Just be sure to read the fine print in the contract that states:
Tim is not responsible for any cracks, dings, motor explosions or tire replacements upon the return of the bike. Owner is advised to leave at your own risk. Please initial here________
I mean hey....ya did say "Any feedback is appreciated"
Your first 50 miles or so is just to be sure everything is tightened down and all oil lines are open and clear. The next 500 or so is to let the rings, seals and valves seat properly. After that, ya just do a few hundred more miles to be sure the bike is running fine then put it to the torture chamber for the dyno tune.
FIRST conduct the heat cycles. First fire up, have it idle with choke out for 1 min. Then when it's completely cool, do it again for 2 min. This will take down any spots of higher contact between the ring and cylinder wall to prevent microwelding. On the third warm up, just warm it up for about 5 min, then shut her down. For the maiden voyage, I prefer in town riding for the first 50. Nothing over 35, alot of stop-go, accelerate mildly then engine brake, etc... After the 50, hit the county roads and rural highways for the next 50. Same thing, only slightly more aggressive. Stay below 70, but accelerate a bit harder (NO WFO), lots of rollons from 40-60, then engine brake from 60 to 40. If you stay under 4 grand you're fine. After the first 100, take her out on the interstate and vary your speed. Not 40 to 70, but go about 50 miles between 65 and 75. Just stay in the right lane. The key to this whole thing is not keeping the engine at the same speed for more than a few minutes.
I did this on my 1200 converted Sporty and with the SE bolt-in cams had 195 psi cranking compression and no oil loss.
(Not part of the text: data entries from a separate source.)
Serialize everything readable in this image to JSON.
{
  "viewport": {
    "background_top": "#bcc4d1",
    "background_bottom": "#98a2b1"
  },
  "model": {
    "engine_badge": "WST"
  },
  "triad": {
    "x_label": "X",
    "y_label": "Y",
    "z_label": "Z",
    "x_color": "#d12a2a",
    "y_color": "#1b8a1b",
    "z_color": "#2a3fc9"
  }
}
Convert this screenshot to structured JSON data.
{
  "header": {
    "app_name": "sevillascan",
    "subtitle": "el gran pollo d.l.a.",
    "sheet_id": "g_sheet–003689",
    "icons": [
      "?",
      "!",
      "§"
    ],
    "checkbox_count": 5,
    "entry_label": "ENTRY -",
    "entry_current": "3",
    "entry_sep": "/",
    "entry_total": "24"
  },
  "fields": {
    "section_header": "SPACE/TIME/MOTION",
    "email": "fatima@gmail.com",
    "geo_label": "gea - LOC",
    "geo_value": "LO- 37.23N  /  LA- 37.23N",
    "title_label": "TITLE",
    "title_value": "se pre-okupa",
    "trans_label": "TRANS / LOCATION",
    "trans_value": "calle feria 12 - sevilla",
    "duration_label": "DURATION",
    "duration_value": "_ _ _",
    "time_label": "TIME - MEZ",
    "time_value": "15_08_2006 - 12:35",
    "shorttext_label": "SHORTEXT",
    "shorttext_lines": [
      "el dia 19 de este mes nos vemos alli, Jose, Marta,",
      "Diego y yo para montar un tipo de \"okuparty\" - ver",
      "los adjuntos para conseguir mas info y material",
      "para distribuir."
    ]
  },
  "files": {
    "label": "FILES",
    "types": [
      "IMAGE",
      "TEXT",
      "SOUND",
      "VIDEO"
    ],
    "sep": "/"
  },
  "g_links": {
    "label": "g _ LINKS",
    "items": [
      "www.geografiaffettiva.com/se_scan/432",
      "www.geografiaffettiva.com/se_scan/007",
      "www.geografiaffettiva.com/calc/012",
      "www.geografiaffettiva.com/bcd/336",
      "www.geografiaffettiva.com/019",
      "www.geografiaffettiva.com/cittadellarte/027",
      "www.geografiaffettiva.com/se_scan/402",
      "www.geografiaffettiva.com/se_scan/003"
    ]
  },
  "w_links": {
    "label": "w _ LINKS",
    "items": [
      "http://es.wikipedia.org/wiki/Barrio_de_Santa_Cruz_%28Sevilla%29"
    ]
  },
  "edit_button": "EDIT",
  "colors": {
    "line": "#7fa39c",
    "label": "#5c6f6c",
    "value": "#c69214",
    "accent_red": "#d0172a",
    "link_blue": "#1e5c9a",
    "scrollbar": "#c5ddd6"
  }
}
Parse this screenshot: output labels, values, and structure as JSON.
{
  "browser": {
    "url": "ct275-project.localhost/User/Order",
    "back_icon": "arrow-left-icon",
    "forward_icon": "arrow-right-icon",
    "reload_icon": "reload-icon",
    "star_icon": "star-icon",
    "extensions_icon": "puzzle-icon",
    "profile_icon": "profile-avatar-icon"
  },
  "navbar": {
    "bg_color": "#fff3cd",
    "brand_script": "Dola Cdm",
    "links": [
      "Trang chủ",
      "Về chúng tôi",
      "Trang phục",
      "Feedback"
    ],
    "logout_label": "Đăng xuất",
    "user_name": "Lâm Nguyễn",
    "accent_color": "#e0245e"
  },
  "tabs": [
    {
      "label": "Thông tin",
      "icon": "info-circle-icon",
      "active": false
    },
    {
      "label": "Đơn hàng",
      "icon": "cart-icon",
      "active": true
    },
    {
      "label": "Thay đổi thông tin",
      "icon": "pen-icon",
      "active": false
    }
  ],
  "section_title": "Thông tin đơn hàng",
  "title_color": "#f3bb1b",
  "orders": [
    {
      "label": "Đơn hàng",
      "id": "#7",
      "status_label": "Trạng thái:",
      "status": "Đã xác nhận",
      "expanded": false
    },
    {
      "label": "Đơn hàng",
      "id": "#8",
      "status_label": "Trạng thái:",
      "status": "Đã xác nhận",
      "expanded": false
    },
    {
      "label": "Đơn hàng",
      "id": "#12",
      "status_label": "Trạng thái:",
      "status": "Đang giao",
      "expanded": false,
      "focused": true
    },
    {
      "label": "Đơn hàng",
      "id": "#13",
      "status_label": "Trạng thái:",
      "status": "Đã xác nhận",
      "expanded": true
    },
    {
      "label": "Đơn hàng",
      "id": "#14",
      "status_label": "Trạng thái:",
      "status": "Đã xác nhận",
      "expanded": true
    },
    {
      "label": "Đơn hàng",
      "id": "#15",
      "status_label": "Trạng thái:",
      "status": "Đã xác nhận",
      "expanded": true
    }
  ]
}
FIRST conduct the heat cycles. First fire up, have it idle with choke out for 1 min. Then when it's completely cool, do it again for 2 min. This will take down any spots of higher contact between the ring and cylinder wall to prevent microwelding. On the third warm up, just warm it up for about 5 min, then shut her down. For the maiden voyage, I prefer in town riding for the first 50. Nothing over 35, alot of stop-go, accelerate mildly then engine brake, etc... After the 50, hit the county roads and rural highways for the next 50. Same thing, only slightly more aggressive. Stay below 70, but accelerate a bit harder (NO WFO), lots of rollons from 40-60, then engine brake from 60 to 40. If you stay under 4 grand you're fine. After the first 100, take her out on the interstate and vary your speed. Not 40 to 70, but go about 50 miles between 65 and 75. Just stay in the right lane. The key to this whole thing is not keeping the engine at the same speed for more than a few minutes.
I did this on my 1200 converted Sporty and with the SE bolt-in cams had 195 psi cranking compression and no oil loss.